My brother gave me a list of zip codes and their cities.  I needed this list to construct a query that gives revenue information by city, given a couple of tables -- one with account numbers and their zip code, and another with account numbers and revenue.

The revenue information query was easy.  The harder part was getting the danged list of zip codes / city pairs into a table.

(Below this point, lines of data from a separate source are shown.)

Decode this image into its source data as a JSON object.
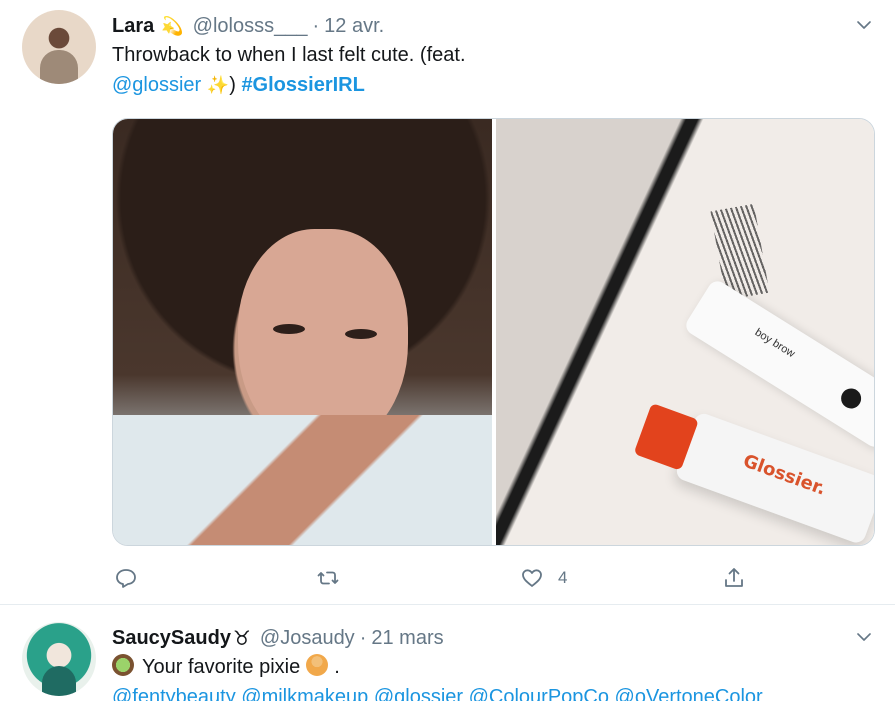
{
  "tweets": [
    {
      "author": {
        "name": "Lara",
        "badge": "💫",
        "handle": "@lolosss___",
        "date": "12 avr."
      },
      "text": {
        "line1": "Throwback to when I last felt cute. (feat.",
        "mention": "@glossier",
        "sparkle": "✨",
        "close_paren": ")",
        "hashtag": "#GlossierIRL"
      },
      "media": {
        "left_image": "selfie-photo",
        "right_image": "glossier-products-photo",
        "tube_label": "Glossier.",
        "brow_label": "boy brow"
      },
      "actions": {
        "reply_icon": "reply-icon",
        "retweet_icon": "retweet-icon",
        "like_icon": "heart-icon",
        "like_count": "4",
        "share_icon": "share-icon"
      }
    },
    {
      "author": {
        "name": "SaucySaudy",
        "badge": "♉",
        "handle": "@Josaudy",
        "date": "21 mars"
      },
      "text": {
        "kiwi": "🥝",
        "line1": "Your favorite pixie",
        "pixie": "🧚",
        "line1_end": ".",
        "line2": "@fentybeauty @milkmakeup @glossier @ColourPopCo @oVertoneColor"
      }
    }
  ],
  "colors": {
    "link": "#1b95e0",
    "secondary_text": "#657786",
    "divider": "#e6ecf0"
  }
}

Here is what I had to work with:

91605 Los Angeles
91606 Los Angeles
91607 Los Angeles
91630 Thousand Oaks
93115 Fillmore
93552 Palmdale
(etc)

There were only about 60 lines of this stuff, and I figured the easy way would be paste the list into SQL Server's Management Studio query window, do a search and replace to convert the list into a bunch of INSERT statments, and then execute, to actually insert the pairs into a table I already had in place.

Piece o' cake, huh?

I thought I had regular expressions down.  Turns out I pretty much did, but it was the replace string that kicked my butt.  Here was my matching string:

^{[0-9]+}:b+{.*}

It basically says, from the start of a line, match up a string of 1 or more digits and "tag" them for replacement.  Then expect 1 or more spaces or tabs, and then a string of character up to the end of the line.  Tag the string of characters as well.

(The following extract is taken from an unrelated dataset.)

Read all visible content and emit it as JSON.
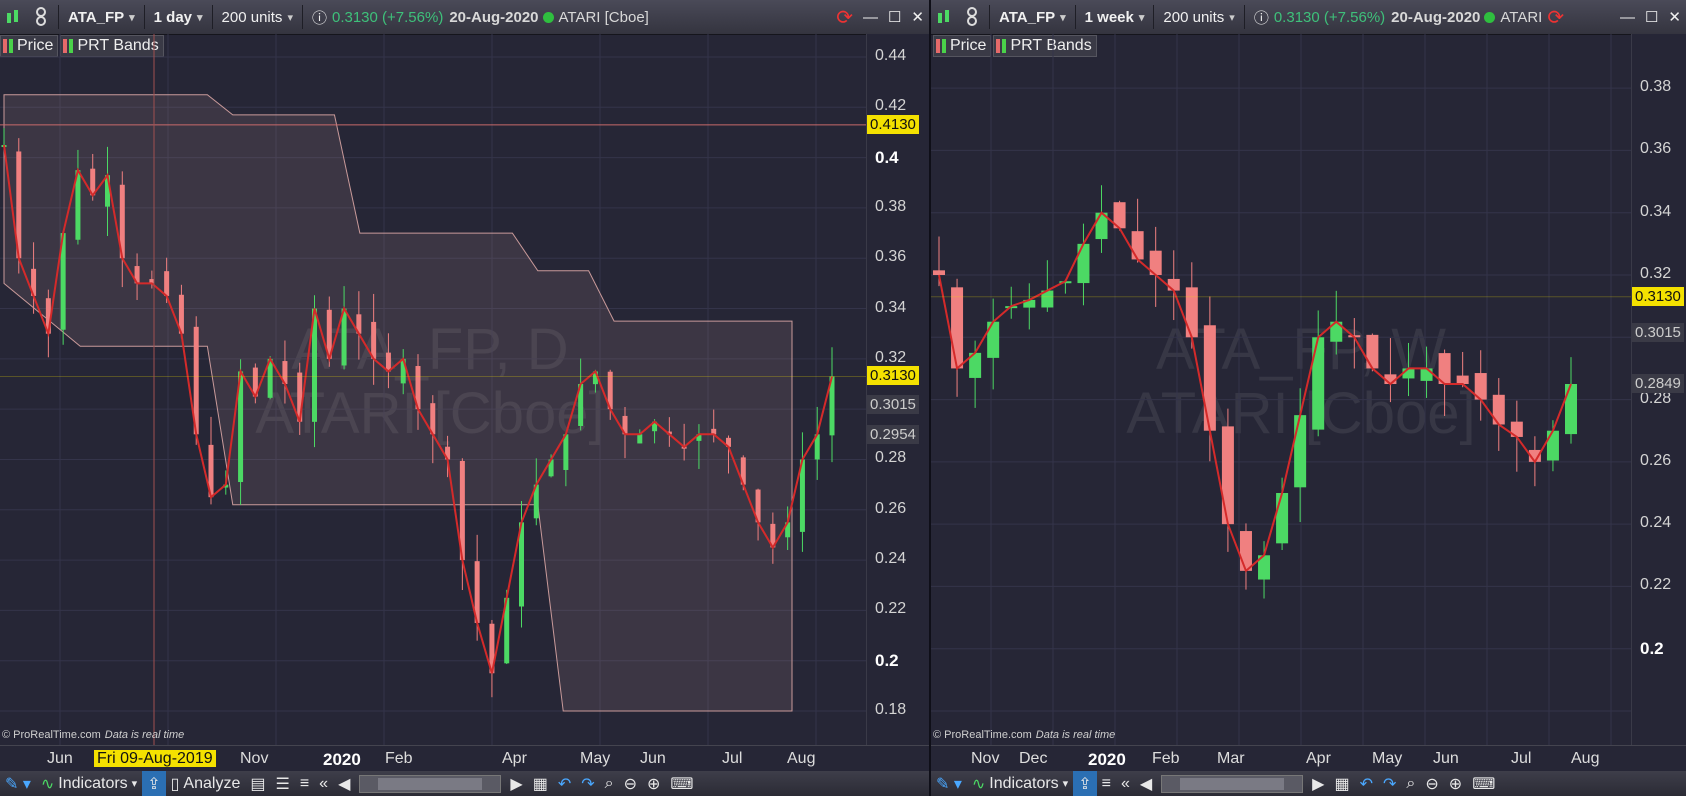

And here is the replacement string:

insert into zipcities(zipcode, city) values('\1', '\2')

This creates a list of my "insert" commands.  the \1 substitutes the first "tagged" data (the 1 or more digits), and the \2 does the same with the city names.

Here is the result:

insert into zipcities(zipcode, city) values('91606', 'Los Angeles')
insert into zipcities(zipcode, city) values('91605', 'Los Angeles')
insert into zipcities(zipcode, city) values('91607', 'Los Angeles')
insert into zipcities(zipcode, city) values('91630', 'Thousand Oaks')
insert into zipcities(zipcode, city) values('93115', 'Fillmore')
insert into zipcities(zipcode, city) values('93552', 'Palmdale')

Nifty, huh?

The part that kicked my butt?  I naturally assumed that the replacement string followed regular expression rules (the parentheses needed to be escaped with a leading '\' character).  Turns out the replacement string does  not use any regular expression syntax at all.  It just uses the \1, \2, etc. for repacements.  I think this replacement syntax is not universal -- Management Studio does it this way but other engines may use another replacement syntax.  I'm not sure about that though.

There, I have documented this for future reference!